A fairer comparison would be Ebola to 1918 Spanish Flu.
(Oh and that isn’t even taking into account that the officials have been feeding the media absolute horseshit about the “single patient” with Ebola)
Downvoted for mindless panic.
There are no measures to speak of to control the flu. It goes through the world every year and we just live with it because it’s rarely fatal.
The Ebola curve is not exponential in the countries where appropriate measures were taken, Nigeria and Senegal: http://www.usatoday.com/story/news/nation/2014/09/30/ebola-over-in-nigeria/16473339/ Clearly the US can do at least as well.
While Ebola might mutate to become airborne and spread like flu, and there is a real risk of that, there is little indication of it having happened. Until then the comparison with the Spanish Flu is silly. It’s not nearly as contagious.

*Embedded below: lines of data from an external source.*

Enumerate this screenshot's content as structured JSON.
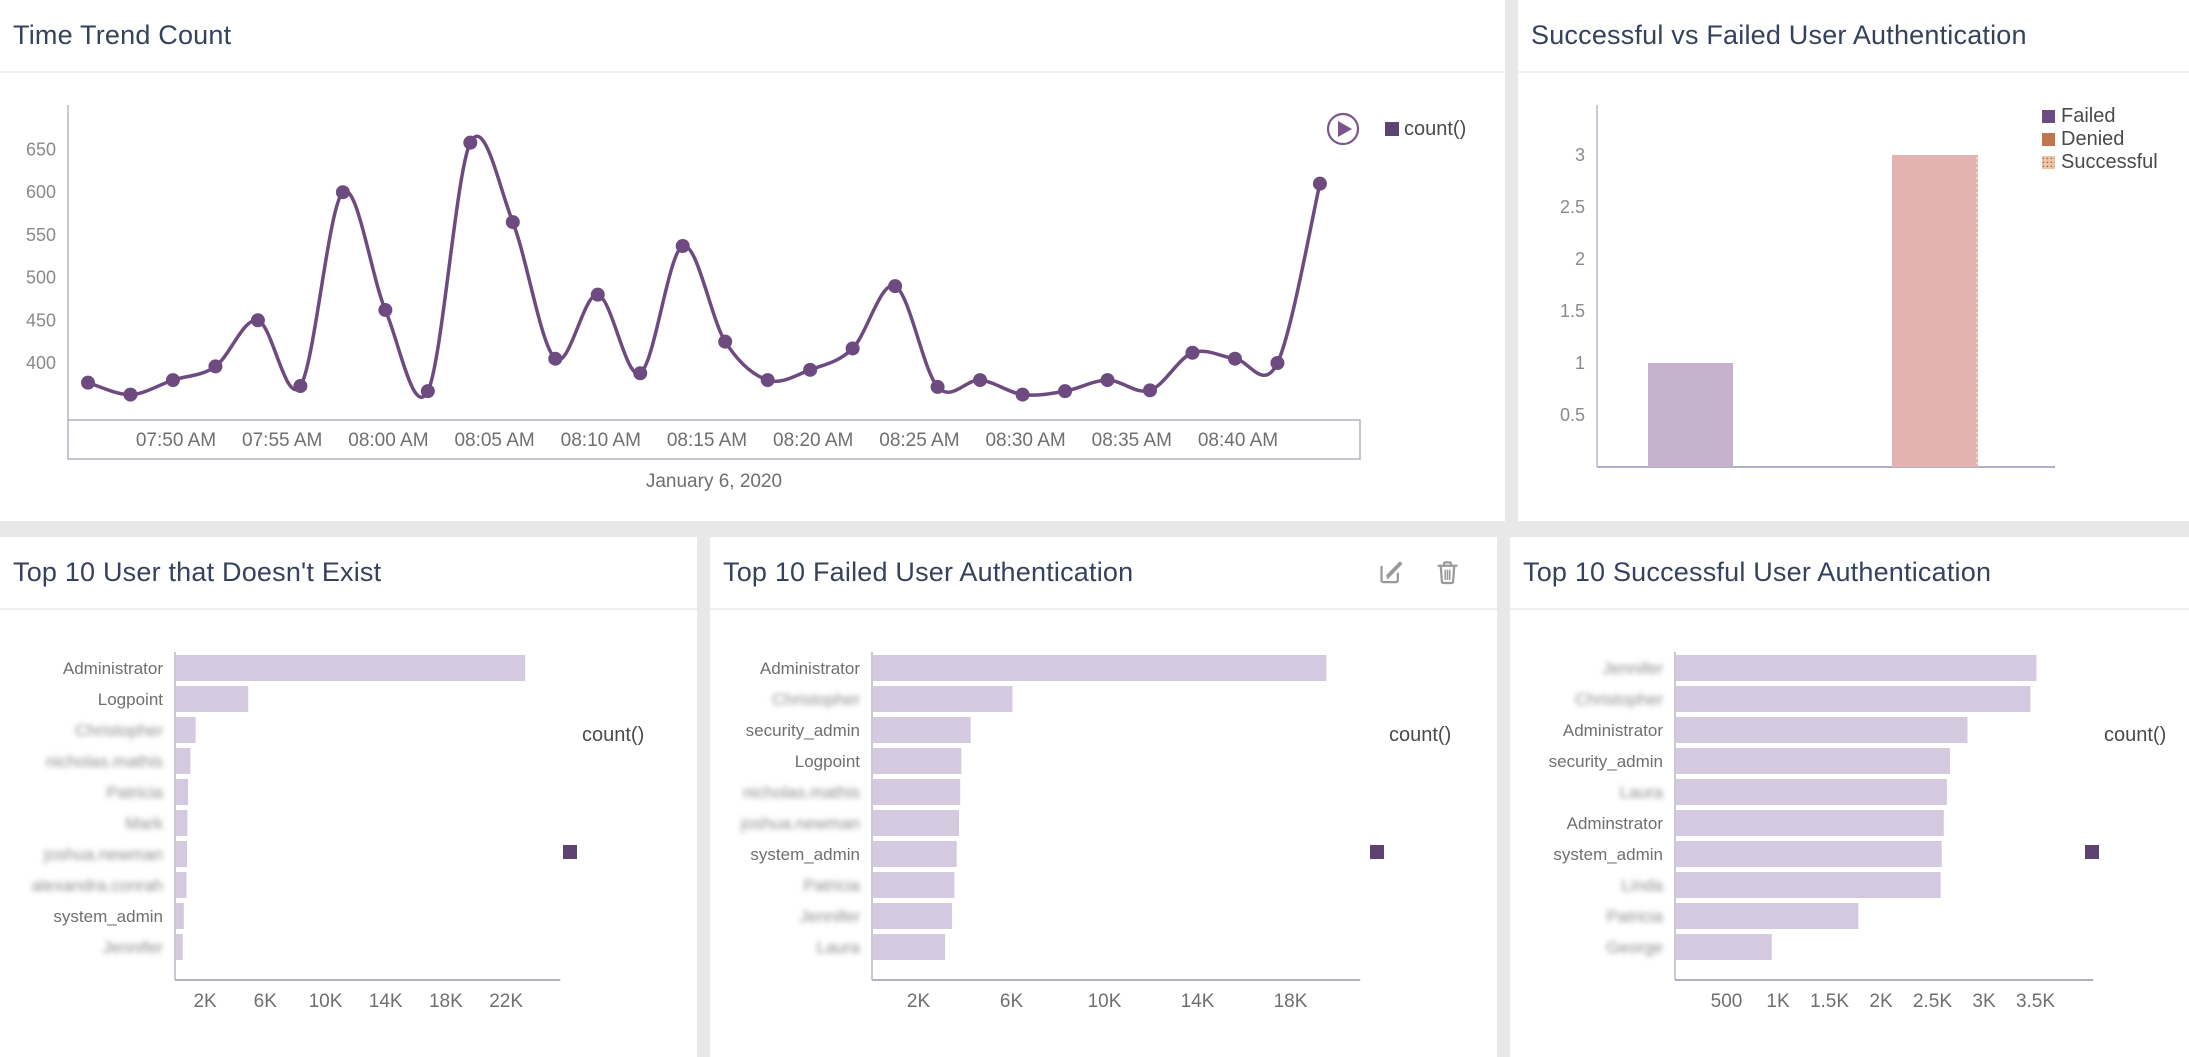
{
  "page": {
    "background": "#e9e8e8",
    "panel_background": "#ffffff",
    "title_color": "#36415e",
    "accent_purple": "#6d4a80",
    "bar_lavender": "#d5c9df",
    "legend_square_color": "#5d4370"
  },
  "chart_data": [
    {
      "id": "time_trend",
      "type": "line",
      "title": "Time Trend Count",
      "legend": [
        "count()"
      ],
      "line_color": "#6d4a80",
      "x_tick_labels": [
        "07:50 AM",
        "07:55 AM",
        "08:00 AM",
        "08:05 AM",
        "08:10 AM",
        "08:15 AM",
        "08:20 AM",
        "08:25 AM",
        "08:30 AM",
        "08:35 AM",
        "08:40 AM"
      ],
      "x_axis_note": "January 6, 2020",
      "y_ticks": [
        "400",
        "450",
        "500",
        "550",
        "600",
        "650"
      ],
      "ylim": [
        340,
        700
      ],
      "x_times": [
        "7:46 AM",
        "7:48 AM",
        "7:50 AM",
        "7:52 AM",
        "7:54 AM",
        "7:56 AM",
        "7:58 AM",
        "8:00 AM",
        "8:02 AM",
        "8:04 AM",
        "8:06 AM",
        "8:08 AM",
        "8:10 AM",
        "8:12 AM",
        "8:14 AM",
        "8:16 AM",
        "8:18 AM",
        "8:20 AM",
        "8:22 AM",
        "8:24 AM",
        "8:26 AM",
        "8:28 AM",
        "8:30 AM",
        "8:32 AM",
        "8:34 AM",
        "8:36 AM",
        "8:38 AM",
        "8:40 AM",
        "8:42 AM",
        "8:44 AM"
      ],
      "values": [
        377,
        363,
        380,
        396,
        450,
        373,
        600,
        462,
        367,
        658,
        565,
        405,
        480,
        388,
        537,
        425,
        380,
        392,
        417,
        490,
        372,
        380,
        363,
        367,
        380,
        368,
        412,
        405,
        400,
        610
      ]
    },
    {
      "id": "auth_compare",
      "type": "bar",
      "title": "Successful vs Failed User Authentication",
      "categories": [
        "Failed",
        "Successful"
      ],
      "values": [
        1,
        3
      ],
      "bar_colors": [
        "#c5b3ce",
        "#e3b3b1"
      ],
      "y_ticks": [
        "0.5",
        "1",
        "1.5",
        "2",
        "2.5",
        "3"
      ],
      "ylim": [
        0,
        3.5
      ],
      "legend": [
        {
          "label": "Failed",
          "color": "#6a4c80",
          "pattern": "solid"
        },
        {
          "label": "Denied",
          "color": "#c0764c",
          "pattern": "solid"
        },
        {
          "label": "Successful",
          "color": "#c0764c",
          "pattern": "dotted"
        }
      ]
    },
    {
      "id": "nonexistent_users",
      "type": "hbar",
      "title": "Top 10 User that Doesn't Exist",
      "legend": [
        "count()"
      ],
      "bar_color": "#d5c9df",
      "categories": [
        "Administrator",
        "Logpoint",
        "Christopher",
        "nicholas.mathis",
        "Patricia",
        "Mark",
        "joshua.newman",
        "alexandra.conrah",
        "system_admin",
        "Jennifer"
      ],
      "blurred": [
        false,
        false,
        true,
        true,
        true,
        true,
        true,
        true,
        false,
        true
      ],
      "values": [
        23200,
        4800,
        1300,
        950,
        800,
        760,
        730,
        700,
        520,
        450
      ],
      "x_ticks": [
        {
          "label": "2K",
          "value": 2000
        },
        {
          "label": "6K",
          "value": 6000
        },
        {
          "label": "10K",
          "value": 10000
        },
        {
          "label": "14K",
          "value": 14000
        },
        {
          "label": "18K",
          "value": 18000
        },
        {
          "label": "22K",
          "value": 22000
        }
      ],
      "xlim": [
        0,
        25600
      ]
    },
    {
      "id": "failed_auth",
      "type": "hbar",
      "title": "Top 10 Failed User Authentication",
      "header_icons": [
        "edit",
        "delete"
      ],
      "legend": [
        "count()"
      ],
      "bar_color": "#d5c9df",
      "categories": [
        "Administrator",
        "Christopher",
        "security_admin",
        "Logpoint",
        "nicholas.mathis",
        "joshua.newman",
        "system_admin",
        "Patricia",
        "Jennifer",
        "Laura"
      ],
      "blurred": [
        false,
        true,
        false,
        false,
        true,
        true,
        false,
        true,
        true,
        true
      ],
      "values": [
        19500,
        6000,
        4200,
        3800,
        3750,
        3700,
        3600,
        3500,
        3400,
        3100
      ],
      "x_ticks": [
        {
          "label": "2K",
          "value": 2000
        },
        {
          "label": "6K",
          "value": 6000
        },
        {
          "label": "10K",
          "value": 10000
        },
        {
          "label": "14K",
          "value": 14000
        },
        {
          "label": "18K",
          "value": 18000
        }
      ],
      "xlim": [
        0,
        21000
      ]
    },
    {
      "id": "successful_auth",
      "type": "hbar",
      "title": "Top 10 Successful User Authentication",
      "legend": [
        "count()"
      ],
      "bar_color": "#d5c9df",
      "categories": [
        "Jennifer",
        "Christopher",
        "Administrator",
        "security_admin",
        "Laura",
        "Adminstrator",
        "system_admin",
        "Linda",
        "Patricia",
        "George"
      ],
      "blurred": [
        true,
        true,
        false,
        false,
        true,
        false,
        false,
        true,
        true,
        true
      ],
      "values": [
        3500,
        3440,
        2830,
        2660,
        2630,
        2600,
        2580,
        2570,
        1770,
        930
      ],
      "x_ticks": [
        {
          "label": "500",
          "value": 500
        },
        {
          "label": "1K",
          "value": 1000
        },
        {
          "label": "1.5K",
          "value": 1500
        },
        {
          "label": "2K",
          "value": 2000
        },
        {
          "label": "2.5K",
          "value": 2500
        },
        {
          "label": "3K",
          "value": 3000
        },
        {
          "label": "3.5K",
          "value": 3500
        }
      ],
      "xlim": [
        0,
        4060
      ]
    }
  ]
}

Your linked post in the underground medic is pretty bad. The patient contracted Ebola on Sep 15, most people become contagious 8-10 days later, so the flight passengers on Sep 20 are very likely OK. There is no indication that the official story is grossly misleading. There are bound to be a few more cases showing up in the next week or so, just as there were with SARS, but with the aggressive approach taken now the odds of it spreading wide are negligible, given that Nigeria managed to contain a similar incident.
My guess is that the total number of cases with the Dallas vector will be under a dozen or so, with <40% fatalities. I guess we’ll see.
Upvoted for the firm prediction. Confidence level?
I would say 90% or so.
… And it looks like I was right, if unduly pessimistic. Total new cases: 2, total new fatalities: 0. I expected at least some of the patient 0′s relatives to get infected, and I did not expect the hospital’s protection measures to be so bad. It looks like the strain they got there is not particularly infectious, which saved their asses.
the numbers of ebola cases were no longer exponential since mid Sept. instead they stay almost constant with ~900 new cases per week since Sep.14 This should have been clear to WHO and researchers at least since mid-Oct. Still they publically repeated the “exponential” forecasts , based on papers using old data. Ban ki Moon (on 2014/10/09) and Chan(on 2014/10/14) and Aylward said it. WHO until now puts forward their containment plan based on 5000-10000 new cases in the first week of december. They didn’t correct it yet.
according to Fukuda on 2014/10/23, the WHO-committee on 2014/10/22 on the third meeting of the International Health Regulations Emergency Committee regarding the 2014 Ebola outbreak in West Africa stated that there continued to be exponential increase of cases in Guinea,Liberia,Sierra Leone
I’m far from an expert myself but unless, as you say, the experts are feeding us via the media “absolute horseshit” the expected number of U.S. deaths from Ebola is way below 50K.
What countermeasures is that number conditional on being taken?
What we seem to be doing but with significantly more countermeasures if the number of U.S. victims increases. Obama would suffer a massive political hit if > 1000 Americans die from Ebola and I trust that this is a sufficient condition to motivate the executive branch if things start to look like they could get out of control.
Motivation may be necessary but it’s not sufficient. The Federal Government is not exactly a shining example of competency.
Will the CDC handle Ebola like FEMA handled Katrina?